生徒たちがつくるスライドの完成度は年々レベルアップ。写真だけでなく動画を撮影し、わかりやすく編集して並べ替えたり、動画の中から写真を抜き出したりと、柔軟に使いこなしている。
さらに早い段階から情報リテラシーについて理解することを目的に、高校で行なう情報Ⅰの授業を前倒しして、中学3年生で学んでいる。
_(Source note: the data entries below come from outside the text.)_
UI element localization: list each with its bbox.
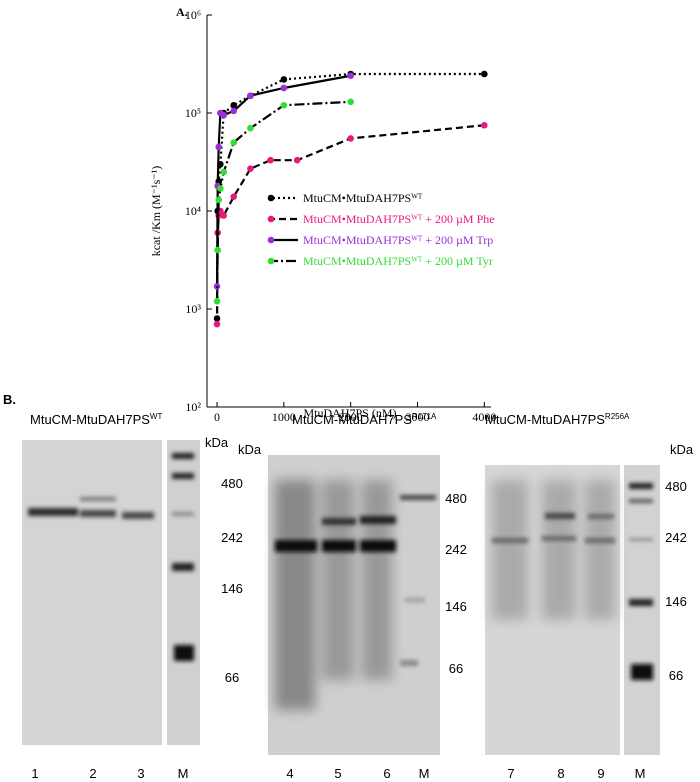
data-point (215, 143, 222, 151)
gel-title: MtuCM-MtuDAH7PSR171A (292, 412, 437, 427)
marker-label: 66 (669, 668, 683, 683)
gel (22, 440, 162, 745)
gel-title-text: MtuCM-MtuDAH7PS (292, 412, 412, 427)
lane-label: 6 (383, 766, 390, 781)
kda-label: kDa (670, 442, 694, 457)
x-tick-label: 1000 (272, 410, 296, 424)
gel-title: MtuCM-MtuDAH7PSWT (30, 412, 162, 427)
smears (492, 480, 615, 620)
x-tick-label: 4000 (472, 410, 496, 424)
marker-label: 480 (221, 476, 243, 491)
gels: B. (3, 392, 660, 755)
lane-label: 5 (334, 766, 341, 781)
lane-label: 2 (89, 766, 96, 781)
legend-marker (267, 236, 275, 244)
marker-label: 146 (665, 594, 687, 609)
x-tick-label: 0 (214, 410, 220, 424)
data-point (217, 185, 224, 192)
bands (275, 495, 436, 666)
y-tick-label: 10³ (185, 302, 201, 316)
data-point (280, 76, 288, 83)
smears (275, 480, 392, 710)
lane-label: 3 (137, 766, 144, 781)
data-point (230, 107, 238, 115)
x-axis-label: MtuDAH7PS (nM) (303, 406, 396, 420)
marker-label: 480 (445, 491, 467, 506)
data-point (247, 165, 254, 173)
gel-marker-lane (167, 440, 200, 745)
lane-label: M (635, 766, 646, 781)
data-point (280, 101, 288, 109)
x-tick-label: 2000 (339, 410, 363, 424)
legend-label: MtuCM•MtuDAH7PSᵂᵀ + 200 µM Phe (303, 212, 495, 226)
marker-label: 242 (445, 542, 467, 557)
bands (28, 453, 194, 661)
y-tick-label: 10⁵ (185, 106, 201, 120)
kda-label: kDa (205, 435, 229, 450)
bands (492, 483, 653, 680)
data-point (481, 70, 488, 78)
lane-label: 7 (507, 766, 514, 781)
data-point (220, 111, 228, 119)
x-tick-label: 3000 (405, 410, 429, 424)
lane-label: 4 (286, 766, 293, 781)
legend-marker (267, 215, 275, 223)
y-tick-label: 10⁴ (185, 204, 201, 218)
legend-marker (267, 194, 275, 202)
gel-title: MtuCM-MtuDAH7PSR256A (485, 412, 630, 427)
data-point (230, 101, 238, 109)
marker-label: 242 (221, 530, 243, 545)
legend-label: MtuCM•MtuDAH7PSᵂᵀ + 200 µM Trp (303, 233, 493, 247)
lane-label: M (419, 766, 430, 781)
data-point (215, 196, 222, 204)
y-axis-label: kcat /Km (M⁻¹s⁻¹) (149, 166, 163, 257)
marker-label: 146 (221, 581, 243, 596)
marker-label: 146 (445, 599, 467, 614)
data-point (347, 135, 354, 142)
lane-label: 1 (31, 766, 38, 781)
y-tick-label: 10² (185, 400, 201, 414)
gel-title-sup: WT (150, 412, 163, 421)
data-point (213, 320, 221, 328)
gel-title-text: MtuCM-MtuDAH7PS (485, 412, 605, 427)
data-point (220, 168, 228, 176)
data-point (293, 156, 301, 164)
gel-title-sup: R256A (605, 412, 630, 421)
panel-label: A. (176, 5, 188, 19)
gel-marker-lane (624, 465, 660, 755)
data-point (347, 98, 354, 106)
data-point (213, 297, 221, 305)
marker-label: 480 (665, 479, 687, 494)
legend (262, 183, 487, 273)
lane-label: M (178, 766, 189, 781)
data-point (247, 92, 254, 100)
data-point (214, 246, 221, 254)
data-point (347, 72, 354, 80)
data-point (280, 84, 288, 92)
panel-label: B. (3, 392, 16, 407)
data-point (230, 139, 238, 146)
legend-label: MtuCM•MtuDAH7PSᵂᵀ + 200 µM Tyr (303, 254, 493, 268)
y-tick-label: 10⁶ (185, 8, 201, 22)
data-point (267, 156, 274, 164)
marker-label: 66 (225, 670, 239, 685)
data-point (220, 212, 228, 219)
lane-label: 9 (597, 766, 604, 781)
gel-title-text: MtuCM-MtuDAH7PS (30, 412, 150, 427)
marker-label: 242 (665, 530, 687, 545)
kda-label: kDa (238, 442, 262, 457)
data-point (247, 124, 254, 132)
legend-marker (267, 257, 275, 265)
legend-label: MtuCM•MtuDAH7PSᵂᵀ (303, 191, 423, 205)
lane-label: 8 (557, 766, 564, 781)
data-point (230, 193, 238, 200)
marker-label: 66 (449, 661, 463, 676)
gel-title-sup: R171A (412, 412, 437, 421)
data-point (481, 121, 488, 129)
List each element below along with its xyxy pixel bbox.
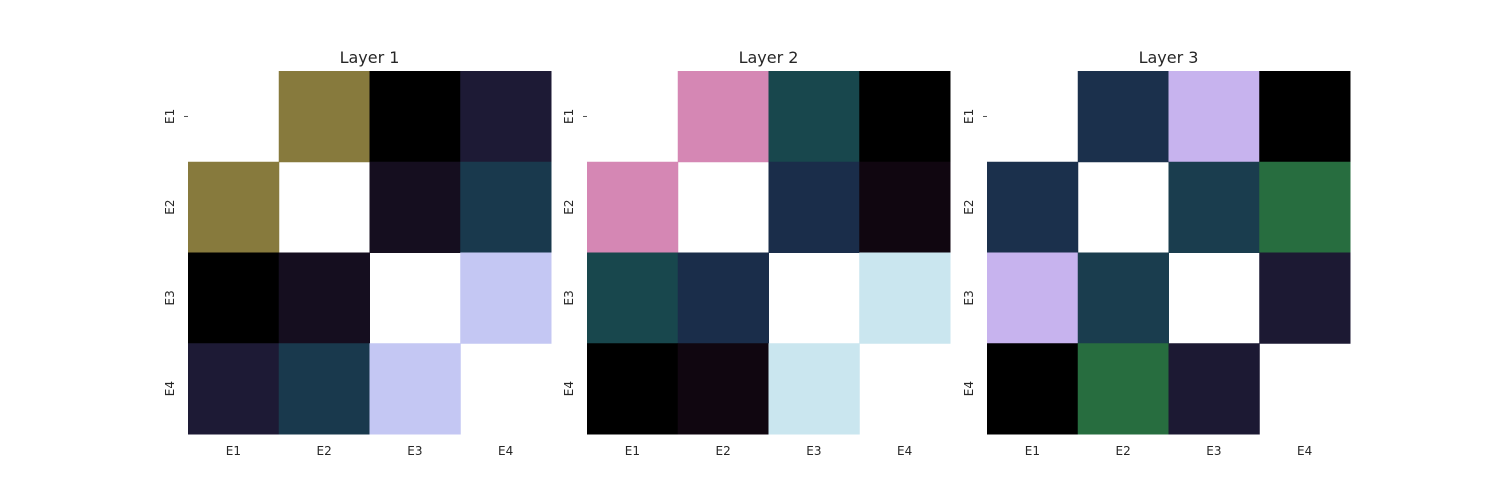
heatmap-cell [768,161,860,253]
heatmap-cell [1077,252,1169,344]
y-tick-label: E3 [163,290,177,305]
heatmap-panel-2: Layer 2 E1 E2 E3 E4 E1 E2 E3 E4 [562,48,951,458]
x-tick-label: E1 [1025,444,1040,458]
heatmap-cell [188,252,280,344]
heatmap-cell [1259,252,1351,344]
y-tick-label: E4 [562,381,576,396]
y-tick-label: E1 [163,109,177,124]
heatmap-cell [460,252,552,344]
y-tick-label: E4 [962,381,976,396]
heatmap-cell [587,343,679,435]
heatmap-cell [768,343,860,435]
y-tick-label: E3 [562,290,576,305]
y-tick-label: E4 [163,381,177,396]
heatmap-cell [1259,161,1351,253]
x-tick-label: E1 [625,444,640,458]
panel-title: Layer 1 [340,48,400,67]
heatmap-cell [1168,71,1260,163]
heatmap-cell [768,71,860,163]
heatmap-panels: Layer 1 E1 E2 E3 E4 E1 E2 E3 E4 Layer 2 E1 E2 E3 E4 E1… [163,48,1351,458]
heatmap-cell [188,161,280,253]
x-tick-label: E2 [716,444,731,458]
heatmap-cell [987,252,1079,344]
y-tick-label: E1 [962,109,976,124]
heatmap-cell [1259,71,1351,163]
heatmap-cell [278,71,370,163]
x-tick-label: E3 [806,444,821,458]
heatmap-cell [587,161,679,253]
heatmap-cell [677,343,769,435]
y-tick-label: E2 [562,200,576,215]
x-tick-label: E3 [407,444,422,458]
heatmap-cell [587,252,679,344]
x-tick-label: E2 [1116,444,1131,458]
x-tick-label: E4 [498,444,513,458]
x-tick-label: E3 [1206,444,1221,458]
x-tick-label: E4 [897,444,912,458]
heatmap-cell [1077,343,1169,435]
heatmap-cell [369,161,461,253]
heatmap-cell [460,161,552,253]
heatmap-cell [859,71,951,163]
heatmap-panel-1: Layer 1 E1 E2 E3 E4 E1 E2 E3 E4 [163,48,552,458]
x-tick-label: E4 [1297,444,1312,458]
heatmap-cell [859,252,951,344]
heatmap-cell [987,343,1079,435]
y-tick-label: E3 [962,290,976,305]
heatmap-cell [677,252,769,344]
heatmap-cell [677,71,769,163]
heatmap-cell [987,161,1079,253]
heatmap-panel-3: Layer 3 E1 E2 E3 E4 E1 E2 E3 E4 [962,48,1351,458]
heatmap-cell [278,343,370,435]
y-tick-label: E2 [163,200,177,215]
heatmap-cell [278,252,370,344]
panel-title: Layer 2 [739,48,799,67]
heatmap-cell [1168,343,1260,435]
x-tick-label: E2 [317,444,332,458]
heatmap-cell [369,71,461,163]
y-tick-label: E1 [562,109,576,124]
panel-title: Layer 3 [1139,48,1199,67]
heatmap-cell [859,161,951,253]
heatmap-cell [1168,161,1260,253]
heatmap-cell [1077,71,1169,163]
y-tick-label: E2 [962,200,976,215]
heatmap-cell [369,343,461,435]
heatmap-cell [188,343,280,435]
x-tick-label: E1 [226,444,241,458]
heatmap-cell [460,71,552,163]
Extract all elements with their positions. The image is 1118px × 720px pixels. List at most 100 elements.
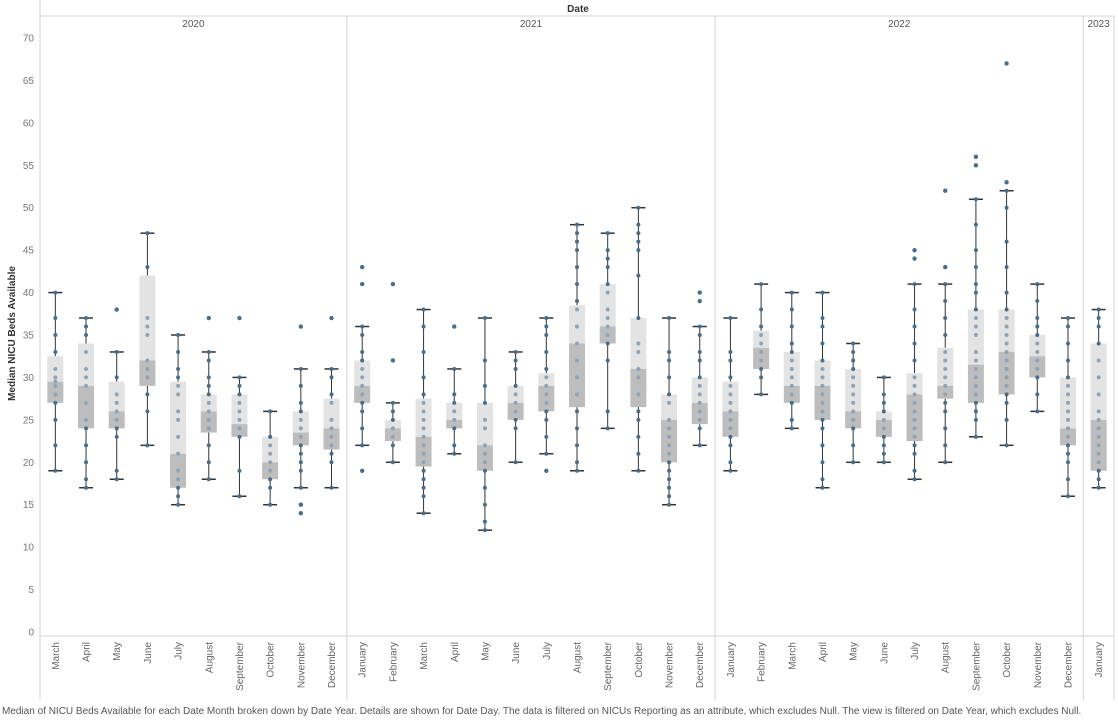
data-point [973,222,978,227]
data-point [789,358,794,363]
box-lower [1029,356,1046,378]
y-tick-label: 45 [23,246,35,257]
data-point [176,383,181,388]
data-point [1096,460,1101,465]
box-upper [1029,335,1046,357]
data-point [145,333,150,337]
data-point [114,400,119,405]
box-upper [875,411,892,420]
data-point [912,468,917,473]
data-point [513,349,518,354]
month-tick-label: August [941,642,952,673]
data-point [1035,324,1040,329]
box-lower [569,343,585,408]
data-point [667,417,672,422]
data-point [206,460,211,465]
data-point [820,485,825,490]
data-point [390,400,395,405]
data-point [421,375,426,380]
data-point [176,366,181,371]
data-point [881,451,886,456]
data-point [636,273,641,278]
data-point [1096,477,1101,482]
data-point [789,366,794,371]
data-point [421,443,426,448]
year-header-label: 2023 [1088,19,1111,30]
data-point [851,349,856,354]
data-point [636,222,641,227]
box-lower [292,432,309,446]
data-point [268,477,273,482]
data-point [820,383,825,388]
data-point [759,324,764,329]
data-point [667,349,672,354]
data-point [697,333,702,337]
data-point [298,434,303,439]
data-point [360,383,365,388]
year-header-label: 2022 [888,19,911,30]
data-point [636,468,641,473]
data-point [912,434,917,439]
outlier-point [390,281,396,287]
data-point [268,468,273,473]
data-point [360,375,365,380]
data-point [421,417,426,422]
chart-caption: Median of NICU Beds Available for each D… [2,706,1082,717]
data-point [728,426,733,431]
box-upper [170,381,187,454]
data-point [697,375,702,380]
data-point [820,341,825,346]
data-point [636,409,641,414]
data-point [544,375,549,380]
month-box-group [231,315,248,499]
data-point [636,341,641,346]
data-point [53,366,58,371]
data-point [237,417,242,422]
month-box-group [476,316,493,533]
data-point [53,383,58,388]
data-point [360,443,365,448]
data-point [1035,392,1040,397]
data-point [575,375,579,380]
data-point [176,375,181,380]
data-point [820,290,825,295]
data-point [973,248,978,253]
data-point [759,349,764,354]
data-point [114,375,119,380]
data-point [667,468,672,473]
month-tick-label: April [450,642,461,662]
data-point [943,392,948,397]
data-point [544,324,549,329]
data-point [851,426,856,431]
data-point [482,443,487,448]
data-point [881,392,886,397]
data-point [1065,494,1070,499]
box-lower [906,394,923,442]
data-point [329,392,334,397]
data-point [1035,409,1040,414]
data-point [329,426,334,431]
data-point [452,409,457,414]
data-point [912,400,917,405]
data-point [84,477,89,482]
data-point [53,392,58,397]
data-point [176,434,181,439]
data-point [421,400,426,405]
data-point [881,417,886,422]
data-point [973,349,978,354]
data-point [1004,307,1009,312]
data-point [575,307,579,312]
data-point [912,477,917,482]
data-point [789,341,794,346]
data-point [667,485,672,490]
data-point [1096,426,1101,431]
data-point [605,256,610,261]
data-point [575,248,579,253]
data-point [943,443,948,448]
data-point [667,451,672,456]
month-box-group [1059,316,1076,499]
month-tick-label: May [112,642,123,661]
data-point [176,451,181,456]
data-point [1065,460,1070,465]
data-point [667,358,672,363]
「今後、大学の研究室への訪問や、サイエンスデーでの専門家の講演も行っていきたい」と話す田中先生。「理系のハードルは高くないということを生徒に知ってほしいですね。理系の人はどういうところに就職するのか、関心のある生徒も多いので、理系・医歯薬系大学に進んだOGに来てもらい、将来どんな仕事につながっていくのかも話してもらえたらと思っています」
理系大学を選択する生徒も年々増加傾向にあり、現在4割ほどの生徒が理系を選択している。生徒の自由な発想を伸ばす校風の中、理科好きの芽がすくすくと育っている。